Así, la derecha ha preferido dar la “batalla cultural” hablando más de la ley trans, del feminismo o de la unidad de España, del extinto terrorismo de ETA, que de la economía o lo social, donde lo tendrían mucho más crudo para convencer. Ni siquiera les ha hecho falta aferrarse demasiado a algunas chapuzas gubernamentales, como los casos de Melilla o el Sáhara, aunque sí se aferraron al descontrol jurídico de la ley del solo sí es sí. Han aprovechado, además, el ambiente generado por el virus neoliberal de la responsabilidad individual y el sálvese quien pueda: el ultraliberalismo cerril que acampa en Twitter. Y no les ha salido mal.
Elegir el campo de batalla es una estrategia legítima, lo que no es tan legítimo es la deriva trumpista que ha resultado. Como decían los de Carne Cruda, es normal que la gente votara contra el sanchismo si el sanchismo significa que nos gobierne ETA, que quieran destruir España, quitarnos los chuletones y el vino, encumbrar a los okupas, transformar a los niños en homosexuales y travestis y someternos a una dictadura globalista con la excusa del calentamiento global. Y esas ideas, aunque parezcan aberrantes, han calado en el corazón de España.

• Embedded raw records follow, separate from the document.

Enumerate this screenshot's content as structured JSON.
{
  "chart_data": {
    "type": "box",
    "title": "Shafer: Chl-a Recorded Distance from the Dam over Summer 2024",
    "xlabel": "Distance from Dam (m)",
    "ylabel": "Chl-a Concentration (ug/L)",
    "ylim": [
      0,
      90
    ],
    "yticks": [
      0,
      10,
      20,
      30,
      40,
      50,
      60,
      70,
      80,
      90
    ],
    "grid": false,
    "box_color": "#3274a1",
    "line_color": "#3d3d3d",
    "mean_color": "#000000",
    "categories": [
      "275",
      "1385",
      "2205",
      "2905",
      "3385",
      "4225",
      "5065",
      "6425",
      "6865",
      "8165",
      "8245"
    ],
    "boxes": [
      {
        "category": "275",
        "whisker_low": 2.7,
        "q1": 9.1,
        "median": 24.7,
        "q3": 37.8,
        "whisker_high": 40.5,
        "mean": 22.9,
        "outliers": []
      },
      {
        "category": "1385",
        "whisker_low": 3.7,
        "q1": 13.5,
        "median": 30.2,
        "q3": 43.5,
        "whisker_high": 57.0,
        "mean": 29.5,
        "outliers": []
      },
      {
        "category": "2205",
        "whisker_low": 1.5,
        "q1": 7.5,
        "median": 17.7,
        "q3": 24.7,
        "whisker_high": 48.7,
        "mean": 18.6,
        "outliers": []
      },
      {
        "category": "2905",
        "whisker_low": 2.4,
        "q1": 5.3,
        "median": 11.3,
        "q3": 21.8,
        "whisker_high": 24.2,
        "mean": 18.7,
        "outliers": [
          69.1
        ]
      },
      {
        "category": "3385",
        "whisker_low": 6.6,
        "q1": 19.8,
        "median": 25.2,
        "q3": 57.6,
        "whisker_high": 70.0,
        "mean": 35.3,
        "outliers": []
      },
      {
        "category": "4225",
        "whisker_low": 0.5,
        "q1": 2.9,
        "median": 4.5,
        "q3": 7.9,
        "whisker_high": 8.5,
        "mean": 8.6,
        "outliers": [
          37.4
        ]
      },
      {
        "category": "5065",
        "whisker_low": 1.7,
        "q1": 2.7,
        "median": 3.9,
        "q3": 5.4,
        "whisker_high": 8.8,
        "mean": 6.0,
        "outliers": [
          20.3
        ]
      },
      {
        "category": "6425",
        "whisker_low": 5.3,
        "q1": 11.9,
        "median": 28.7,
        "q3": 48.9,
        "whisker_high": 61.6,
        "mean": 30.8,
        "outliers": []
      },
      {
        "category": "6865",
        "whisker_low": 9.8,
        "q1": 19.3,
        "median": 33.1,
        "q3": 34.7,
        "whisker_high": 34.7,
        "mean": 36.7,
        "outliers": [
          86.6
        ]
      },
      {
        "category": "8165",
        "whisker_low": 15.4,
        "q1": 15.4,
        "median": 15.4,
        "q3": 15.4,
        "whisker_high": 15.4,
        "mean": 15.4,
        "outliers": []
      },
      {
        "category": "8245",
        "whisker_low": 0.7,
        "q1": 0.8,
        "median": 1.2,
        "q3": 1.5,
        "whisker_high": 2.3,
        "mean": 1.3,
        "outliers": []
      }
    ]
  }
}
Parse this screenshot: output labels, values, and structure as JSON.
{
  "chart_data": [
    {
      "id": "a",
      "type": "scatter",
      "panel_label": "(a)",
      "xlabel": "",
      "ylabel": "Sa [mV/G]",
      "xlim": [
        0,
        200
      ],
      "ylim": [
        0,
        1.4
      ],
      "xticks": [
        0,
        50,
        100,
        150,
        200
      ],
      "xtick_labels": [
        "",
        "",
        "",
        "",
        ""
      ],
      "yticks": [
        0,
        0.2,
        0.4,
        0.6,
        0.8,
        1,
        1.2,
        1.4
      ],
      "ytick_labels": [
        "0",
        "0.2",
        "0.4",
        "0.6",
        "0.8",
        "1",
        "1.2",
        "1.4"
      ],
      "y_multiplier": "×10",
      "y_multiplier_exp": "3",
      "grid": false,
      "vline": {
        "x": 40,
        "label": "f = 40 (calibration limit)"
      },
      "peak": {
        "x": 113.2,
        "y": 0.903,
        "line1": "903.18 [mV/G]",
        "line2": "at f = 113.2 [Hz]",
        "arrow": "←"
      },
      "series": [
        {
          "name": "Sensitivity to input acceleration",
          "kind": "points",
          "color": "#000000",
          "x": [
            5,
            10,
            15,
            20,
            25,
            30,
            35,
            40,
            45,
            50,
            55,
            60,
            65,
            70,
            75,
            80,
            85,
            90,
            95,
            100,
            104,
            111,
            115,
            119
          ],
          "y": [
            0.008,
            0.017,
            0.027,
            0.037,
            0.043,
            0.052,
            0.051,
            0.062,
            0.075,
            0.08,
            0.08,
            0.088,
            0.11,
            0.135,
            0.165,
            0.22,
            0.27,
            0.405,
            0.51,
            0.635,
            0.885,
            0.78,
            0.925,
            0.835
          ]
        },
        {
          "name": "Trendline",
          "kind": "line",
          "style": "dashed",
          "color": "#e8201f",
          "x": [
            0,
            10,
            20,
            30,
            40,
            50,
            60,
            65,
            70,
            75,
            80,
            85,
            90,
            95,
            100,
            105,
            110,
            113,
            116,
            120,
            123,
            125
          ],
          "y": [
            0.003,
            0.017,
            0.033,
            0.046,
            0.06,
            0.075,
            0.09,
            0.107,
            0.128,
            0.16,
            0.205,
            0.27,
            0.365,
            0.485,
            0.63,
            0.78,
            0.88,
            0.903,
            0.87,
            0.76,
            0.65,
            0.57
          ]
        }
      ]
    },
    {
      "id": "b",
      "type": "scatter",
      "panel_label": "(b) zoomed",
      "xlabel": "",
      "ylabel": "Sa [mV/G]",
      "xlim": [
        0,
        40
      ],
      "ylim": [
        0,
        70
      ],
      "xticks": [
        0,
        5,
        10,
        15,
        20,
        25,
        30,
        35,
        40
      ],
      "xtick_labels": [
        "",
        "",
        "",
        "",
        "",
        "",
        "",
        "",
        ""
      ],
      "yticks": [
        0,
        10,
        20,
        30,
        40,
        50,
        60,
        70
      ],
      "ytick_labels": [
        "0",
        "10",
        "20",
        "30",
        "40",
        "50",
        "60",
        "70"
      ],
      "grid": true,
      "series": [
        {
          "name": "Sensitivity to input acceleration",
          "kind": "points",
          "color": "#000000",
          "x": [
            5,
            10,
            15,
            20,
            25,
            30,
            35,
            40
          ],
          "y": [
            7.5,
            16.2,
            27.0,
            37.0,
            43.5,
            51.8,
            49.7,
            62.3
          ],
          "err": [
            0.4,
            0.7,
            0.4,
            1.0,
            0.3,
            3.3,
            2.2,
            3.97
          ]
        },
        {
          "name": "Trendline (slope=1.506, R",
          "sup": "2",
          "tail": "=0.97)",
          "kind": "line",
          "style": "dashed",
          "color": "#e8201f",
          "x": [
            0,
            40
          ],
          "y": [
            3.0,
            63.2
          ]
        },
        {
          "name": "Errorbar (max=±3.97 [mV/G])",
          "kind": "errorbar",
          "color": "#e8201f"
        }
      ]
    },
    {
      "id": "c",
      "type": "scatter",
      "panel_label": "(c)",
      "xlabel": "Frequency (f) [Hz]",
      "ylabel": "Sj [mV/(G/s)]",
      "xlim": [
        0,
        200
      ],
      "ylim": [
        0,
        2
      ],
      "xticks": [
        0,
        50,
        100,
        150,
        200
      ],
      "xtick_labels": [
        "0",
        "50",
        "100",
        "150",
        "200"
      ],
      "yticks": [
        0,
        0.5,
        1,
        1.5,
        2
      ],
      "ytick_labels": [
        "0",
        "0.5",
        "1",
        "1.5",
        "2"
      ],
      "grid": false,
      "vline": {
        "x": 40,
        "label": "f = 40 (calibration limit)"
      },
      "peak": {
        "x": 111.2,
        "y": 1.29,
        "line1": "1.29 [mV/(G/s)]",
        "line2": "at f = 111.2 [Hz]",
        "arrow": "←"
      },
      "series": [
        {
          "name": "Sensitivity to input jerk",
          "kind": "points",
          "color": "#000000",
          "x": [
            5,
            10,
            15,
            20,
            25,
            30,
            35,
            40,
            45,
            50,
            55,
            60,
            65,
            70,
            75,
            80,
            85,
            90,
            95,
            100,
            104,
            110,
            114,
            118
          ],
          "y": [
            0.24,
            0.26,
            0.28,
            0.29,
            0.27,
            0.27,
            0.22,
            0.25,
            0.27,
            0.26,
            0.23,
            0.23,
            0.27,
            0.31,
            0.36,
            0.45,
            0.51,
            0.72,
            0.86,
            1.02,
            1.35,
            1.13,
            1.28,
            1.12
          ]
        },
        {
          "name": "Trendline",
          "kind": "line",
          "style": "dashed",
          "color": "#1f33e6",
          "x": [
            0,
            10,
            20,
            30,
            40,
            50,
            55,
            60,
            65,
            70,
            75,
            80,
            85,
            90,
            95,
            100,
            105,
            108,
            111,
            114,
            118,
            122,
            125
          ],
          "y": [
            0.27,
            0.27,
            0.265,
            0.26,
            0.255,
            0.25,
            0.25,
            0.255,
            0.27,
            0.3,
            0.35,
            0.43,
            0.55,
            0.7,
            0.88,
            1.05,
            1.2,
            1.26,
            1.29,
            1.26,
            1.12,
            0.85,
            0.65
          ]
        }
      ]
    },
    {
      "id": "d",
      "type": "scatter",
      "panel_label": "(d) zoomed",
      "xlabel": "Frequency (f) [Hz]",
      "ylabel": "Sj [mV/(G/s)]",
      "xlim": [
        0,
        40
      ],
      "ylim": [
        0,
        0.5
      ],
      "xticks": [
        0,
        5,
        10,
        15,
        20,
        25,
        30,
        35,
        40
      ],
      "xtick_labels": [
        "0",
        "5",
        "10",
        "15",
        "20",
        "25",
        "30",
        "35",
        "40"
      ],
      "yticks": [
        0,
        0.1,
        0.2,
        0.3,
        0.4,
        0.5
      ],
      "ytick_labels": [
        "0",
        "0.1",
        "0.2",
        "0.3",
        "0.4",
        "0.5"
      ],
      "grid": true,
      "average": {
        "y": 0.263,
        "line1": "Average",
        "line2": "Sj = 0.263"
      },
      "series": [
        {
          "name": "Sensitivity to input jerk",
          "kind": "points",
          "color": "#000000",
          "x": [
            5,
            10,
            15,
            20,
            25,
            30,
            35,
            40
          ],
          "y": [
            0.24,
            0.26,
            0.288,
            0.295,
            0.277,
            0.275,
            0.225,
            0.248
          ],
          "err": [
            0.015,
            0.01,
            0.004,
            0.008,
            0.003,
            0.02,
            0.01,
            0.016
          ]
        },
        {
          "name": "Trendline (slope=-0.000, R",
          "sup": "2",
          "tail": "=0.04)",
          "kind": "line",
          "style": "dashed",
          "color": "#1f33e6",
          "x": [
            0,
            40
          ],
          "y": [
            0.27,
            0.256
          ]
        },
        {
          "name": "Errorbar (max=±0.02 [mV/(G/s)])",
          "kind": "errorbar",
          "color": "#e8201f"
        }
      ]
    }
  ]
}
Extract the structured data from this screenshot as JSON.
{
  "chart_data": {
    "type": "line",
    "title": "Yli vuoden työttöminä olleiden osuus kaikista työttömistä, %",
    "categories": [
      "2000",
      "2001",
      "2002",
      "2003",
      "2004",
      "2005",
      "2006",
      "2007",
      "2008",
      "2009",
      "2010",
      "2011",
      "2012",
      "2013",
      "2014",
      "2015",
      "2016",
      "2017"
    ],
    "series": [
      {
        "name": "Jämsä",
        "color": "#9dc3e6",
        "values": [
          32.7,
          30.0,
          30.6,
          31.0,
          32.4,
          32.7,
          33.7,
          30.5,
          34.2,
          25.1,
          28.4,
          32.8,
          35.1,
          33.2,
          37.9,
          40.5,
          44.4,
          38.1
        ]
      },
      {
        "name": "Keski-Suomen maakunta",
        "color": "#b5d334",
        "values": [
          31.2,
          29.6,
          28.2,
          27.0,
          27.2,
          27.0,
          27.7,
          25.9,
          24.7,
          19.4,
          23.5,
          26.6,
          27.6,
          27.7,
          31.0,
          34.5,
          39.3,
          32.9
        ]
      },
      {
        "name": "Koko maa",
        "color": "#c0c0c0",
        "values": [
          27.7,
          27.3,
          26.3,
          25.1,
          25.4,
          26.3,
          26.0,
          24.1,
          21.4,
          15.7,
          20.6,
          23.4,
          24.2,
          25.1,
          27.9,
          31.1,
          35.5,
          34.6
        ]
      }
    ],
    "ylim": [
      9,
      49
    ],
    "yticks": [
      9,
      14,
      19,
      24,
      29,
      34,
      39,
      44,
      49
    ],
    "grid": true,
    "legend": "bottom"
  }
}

Buena parte del electorado ha comprado no el relato, sino las mentiras, y no solo las mentiras sino la forma cínica, arrogante y descarada con la que algunos políticos, como Isabel Díaz Ayuso, gustan de proferirlas. Un extraño mesmerismo hace que la gente vote una mayoría absoluta para una persona aparentemente no apta para su cargo y en cuya ideología profunda está la destrucción de los servicios públicos y la fiera competición por la existencia. Una nueva derecha alternativa y posmoderna, con una fuerte campaña en Internet, que, con su destrucción de la posibilidad de una verdad y su imposición del todo vale, pone en peligro la democracia.